South-Central Section - 51st Annual Meeting - 2017

Paper No. 27-1
Presentation Time: 1:35 PM

GLOBAL, REGIONAL AND LOCAL CONTROLS ON ORGANIC MATTER PRODUCTION AND PRESERVATION: EVIDENCE FROM THE EAGLE FORD, MAVERICK BASIN, TX, USA


ELDRETT, James, Shell International Exploration and Production, Kesslerpark 1, Rijswijk, 2288 GS, Netherlands, BERGMAN, Steve, Shell International Exploration and Production (Houston), Houston, TX and MINISINI, Daniel, Shell Exploration R&D, 3333 Highway 6 South, Houston, TX 77082, james.eldrett@shell.com

The Eagle Ford Group (Gr.) is a prolific source rock and active shale gas and liquid rich unconventional play encompassing the Cenomanian-Turonian Oceanic Anoxic Event 2 (OAE-2).
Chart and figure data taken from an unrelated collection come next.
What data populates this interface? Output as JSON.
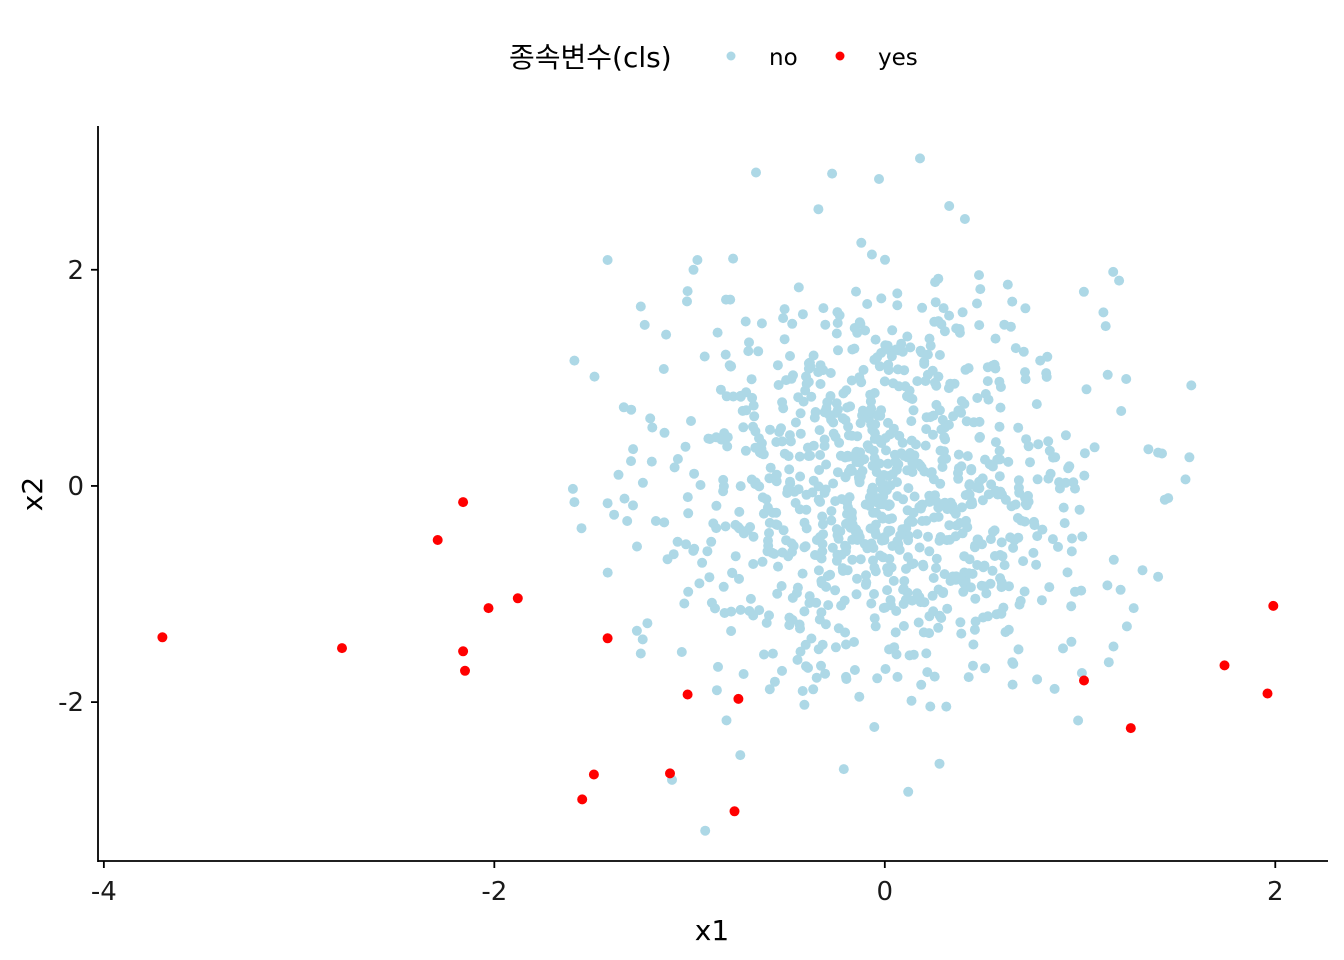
{
  "chart_data": {
    "type": "scatter",
    "xlabel": "x1",
    "ylabel": "x2",
    "xlim": [
      -4.03,
      2.27
    ],
    "ylim": [
      -3.47,
      3.33
    ],
    "x_ticks": [
      -4,
      -2,
      0,
      2
    ],
    "y_ticks": [
      -2,
      0,
      2
    ],
    "x_tick_labels": [
      "-4",
      "-2",
      "0",
      "2"
    ],
    "y_tick_labels": [
      "-2",
      "0",
      "2"
    ],
    "grid": false,
    "legend": {
      "position": "top",
      "title": "종속변수(cls)",
      "entries": [
        {
          "label": "no",
          "color": "#ADD8E6"
        },
        {
          "label": "yes",
          "color": "#FF0000"
        }
      ]
    },
    "series": [
      {
        "name": "yes",
        "color": "#FF0000",
        "points": [
          [
            -3.7,
            -1.4
          ],
          [
            -2.78,
            -1.5
          ],
          [
            -2.29,
            -0.5
          ],
          [
            -2.16,
            -0.15
          ],
          [
            -2.16,
            -1.53
          ],
          [
            -2.15,
            -1.71
          ],
          [
            -2.03,
            -1.13
          ],
          [
            -1.88,
            -1.04
          ],
          [
            -1.42,
            -1.41
          ],
          [
            -1.49,
            -2.67
          ],
          [
            -1.55,
            -2.9
          ],
          [
            -1.1,
            -2.66
          ],
          [
            -1.01,
            -1.93
          ],
          [
            -0.75,
            -1.97
          ],
          [
            -0.77,
            -3.01
          ],
          [
            1.02,
            -1.8
          ],
          [
            1.26,
            -2.24
          ],
          [
            1.74,
            -1.66
          ],
          [
            1.96,
            -1.92
          ],
          [
            1.99,
            -1.11
          ]
        ]
      },
      {
        "name": "no",
        "color": "#ADD8E6",
        "generated": {
          "count": 960,
          "distribution": "standard-normal-2d",
          "center": [
            0,
            0
          ],
          "sd": [
            0.55,
            0.95
          ]
        },
        "points": [
          [
            -1.59,
            1.16
          ],
          [
            -1.42,
            2.09
          ],
          [
            -1.25,
            1.66
          ],
          [
            -1.23,
            1.49
          ],
          [
            -1.12,
            1.4
          ],
          [
            -0.98,
            2.0
          ],
          [
            -0.96,
            2.09
          ],
          [
            -0.66,
            2.9
          ],
          [
            -0.34,
            2.56
          ],
          [
            -0.27,
            2.89
          ],
          [
            -0.03,
            2.84
          ],
          [
            0.18,
            3.03
          ],
          [
            0.33,
            2.59
          ],
          [
            0.41,
            2.47
          ],
          [
            1.17,
            1.98
          ],
          [
            1.2,
            1.9
          ],
          [
            1.57,
            0.93
          ],
          [
            1.35,
            0.34
          ],
          [
            1.42,
            0.3
          ],
          [
            1.54,
            0.06
          ],
          [
            1.4,
            -0.84
          ],
          [
            1.32,
            -0.78
          ],
          [
            -1.42,
            -0.16
          ],
          [
            -1.59,
            -0.15
          ],
          [
            -1.29,
            -0.18
          ],
          [
            -1.3,
            0.23
          ],
          [
            -1.24,
            -1.42
          ],
          [
            -1.27,
            -1.34
          ],
          [
            -1.25,
            -1.55
          ],
          [
            -1.09,
            -2.72
          ],
          [
            -0.92,
            -3.19
          ],
          [
            -0.74,
            -2.49
          ],
          [
            0.12,
            -2.83
          ],
          [
            0.28,
            -2.57
          ],
          [
            -0.21,
            -2.62
          ],
          [
            -0.86,
            -1.89
          ],
          [
            1.24,
            -1.3
          ],
          [
            1.14,
            -0.92
          ],
          [
            0.99,
            -2.17
          ],
          [
            0.78,
            -1.79
          ]
        ]
      }
    ]
  }
}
However, increasing evidence indicates a decoupling in the precise timing of the OAE-2 and the deposition of the most organic-rich sediment, reflecting that deposition of organic-rich sediment was modulated and ultimately dependent on local and regional processes (basin restriction, water stratification, bottom currents, sediment input) although favoured by global phenomena (atmospheric CO2; large igneous provinces (LIPs), sea level change, orbital forcing etc..). Shell has been conducting research on road cuts along US Highway 90, and natural outcrops in the vicinity of Del Rio and Austin, Texas that provide excellent exposures of the Buda, Eagle Ford (locally known as Boquillas Fm) and the Austin Chalk Formations. In addition, Shell has drilled two cores, Shell IONA-1 and Shell INNES-1, behind these outcrops, recovering continuous core the entire stratigraphy of Eagle Ford and part of the encasing formations (Austin Chalk and Buda Limestone). This contribution provides an overview of the multi-disciplinary research conducted on these cores and the developed models into the main global, regional and local driving mechanisms of facies change within a robust chrono-stratigraphic framework. Furthermore, we present the Eagle Ford Gr. into a supra-regional context by comparing with correlative materials from the central KWIS (Portland-1 core, Colorado) and to the south in the Tropical Atlantic (ODP Leg 207, Demerara Rise) and Southern Ocean (ODP Leg 183, Kerguelen Plateau). This supra-regional understanding provides insights into oceanographic changes and the role of LIPs on the deposition of the Eagle Ford Gr.